梅雨入り直前のある夜、午後9時ごろのこと。仕事を終えてソファに倒れ込んだわたしは、スマホを手にしたまま気づいたら30分も経っていた。画面を閉じて、ようやく立ち上がる。「今日こそちゃんと入ろう」と、なんとなく思った。
浴室の扉を開けると、湯気がふわりと顔に触れた。40℃に設定したお湯は、少しだけぬるいと感じるくらいの温度。でもそれがちょうどいい。
熱すぎるお湯は交感神経を刺激し、身体が活動モードに切り替わってしまうため、38〜40℃程度くらいの温度が理想的
だと知ってから、わたしは湯加減にこだわるようになった。
肩までゆっくり沈む。首のうしろに、ほんのりとした圧を感じる。ラベンダーの入浴剤をひとつ溶かしたお湯が、淡い紫色に揺れている。子どもの頃、母が入れてくれたお風呂には柚子が浮かんでいた。冬の夜、黄色い丸がぷかぷかしていたあの光景を、なぜか今でも時々思い出す。あのころから、お風呂は「帰ってこられる場所」だったのかもしれない。
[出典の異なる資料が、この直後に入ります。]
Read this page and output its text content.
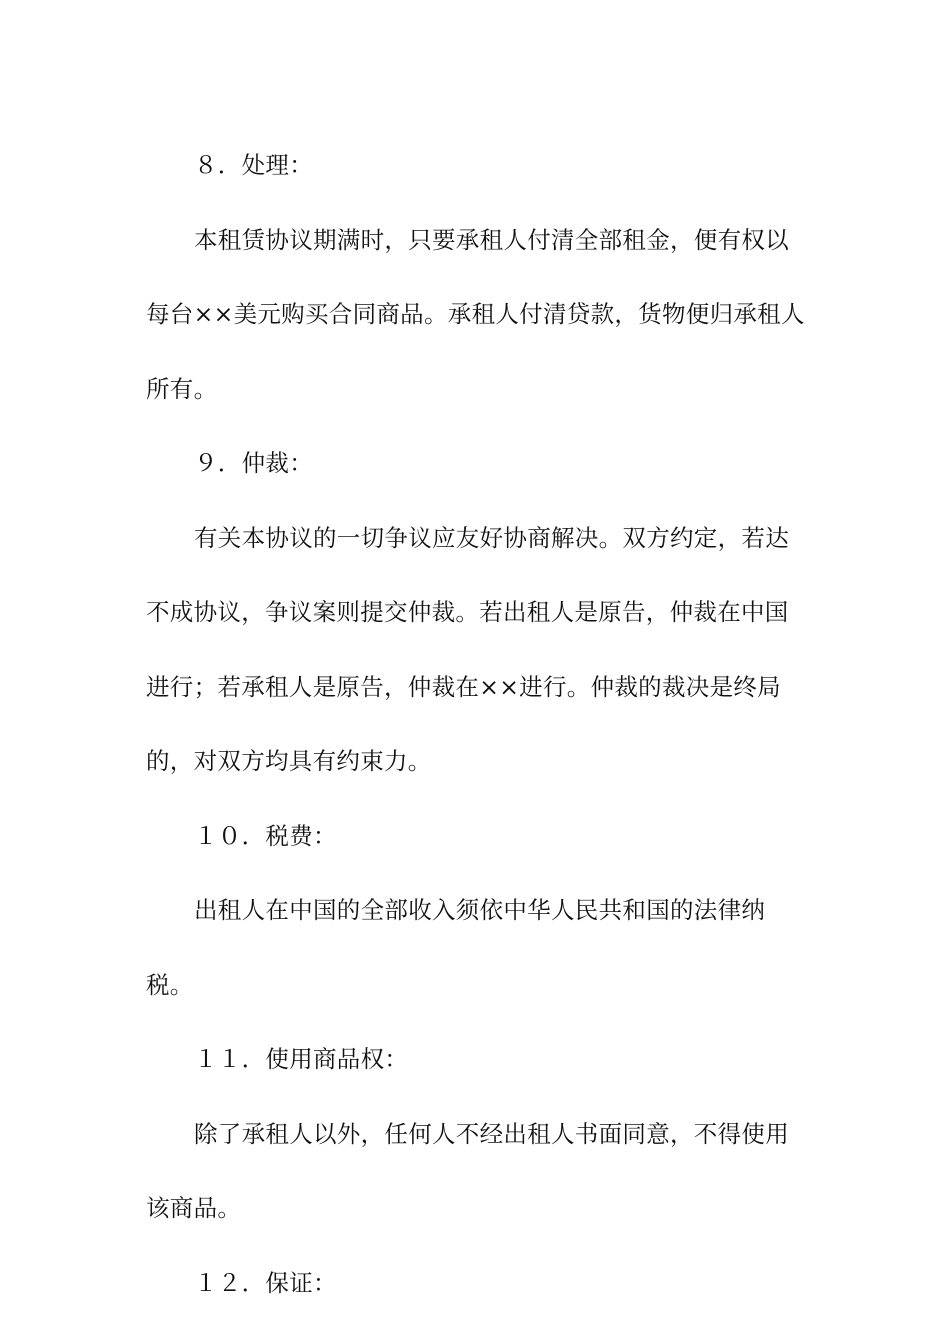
８．处理：

本租赁协议期满时，只要承租人付清全部租金，便有权以每台××美元购买合同商品。承租人付清贷款，货物便归承租人所有。

９．仲裁：

有关本协议的一切争议应友好协商解决。双方约定，若达不成协议，争议案则提交仲裁。若出租人是原告，仲裁在中国进行；若承租人是原告，仲裁在××进行。仲裁的裁决是终局的，对双方均具有约束力。

１０．税费：

出租人在中国的全部收入须依中华人民共和国的法律纳税。

１１．使用商品权：

除了承租人以外，任何人不经出租人书面同意，不得使用该商品。

１２．保证：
「適切な条件のお風呂に入るだけで、交感神経から副交感神経への切り替えが行われ、自律神経のバランスを整えることができる」
という言葉を読んだとき、なんだか腑に落ちた気がした。忙しい日々の中で乱れていくリズムを、お風呂がそっと整えてくれている。ストレスが続くと交感神経が優位になり、なかなか眠れなくなる。それが慢性的な疲れや気持ちの揺らぎにもつながっていく。だからこそ、この入浴時間が大切になってくる。
入浴のタイミングは、布団に入る1〜2時間前がひとつの目安。温度は41℃以下の湯船に浸かり、おふろに浸かる時間は10〜15分くらいが良い。
この「ちょうどいい」を守るだけで、眠りの深さがまるで変わってくる。入浴後、体温がじんわり下がっていくタイミングで自然な眠気がやってくる。そのタイミングを逃さずに布団へ向かうのが、わたしの最近のルーティンだ。
湯上がりには、架空のインテリアブランド「NURUMU」のシリーズで揃えたバスタオルと、ほっこりする肌触りのルームソックスを愛用している。これがわたしの「ぬくもりアイテム」。足元から温かさが広がる感覚は、じんわりと心まで落ち着かせてくれる。ちなみに、先日うっかりルームソックスのまま浴室に入りかけて、入口でつるっと滑った。誰も見ていないのに少し恥ずかしかった。
最近はじめた「ノーメイクデー」も、この入浴時間と相性がいい。素肌のまま湯船に浸かり、蒸気で毛穴をゆるめて、丁寧にスキンケアをする。化粧を落とす必要がない分、気持ちがずっと楽で、肌に向き合う時間がふえた気がする。
入浴が自分のための時間になっている
という感覚、それはきっと年齢に関係なく、誰にでも必要なものだと思う。
いつまでも若々しく、健やかでいたいと思うなら、まず「今夜のお風呂」を丁寧に過ごしてみてほしい。
お風呂は、1日の疲れを癒やすだけでなく、心と体のリズムを整える大切な時間
だから。特別なことは何もいらない。ただ、少しだけ温度と時間を意識して、湯船に身をゆだねるだけでいい。
今夜もまた、あの40℃のお湯が待っている。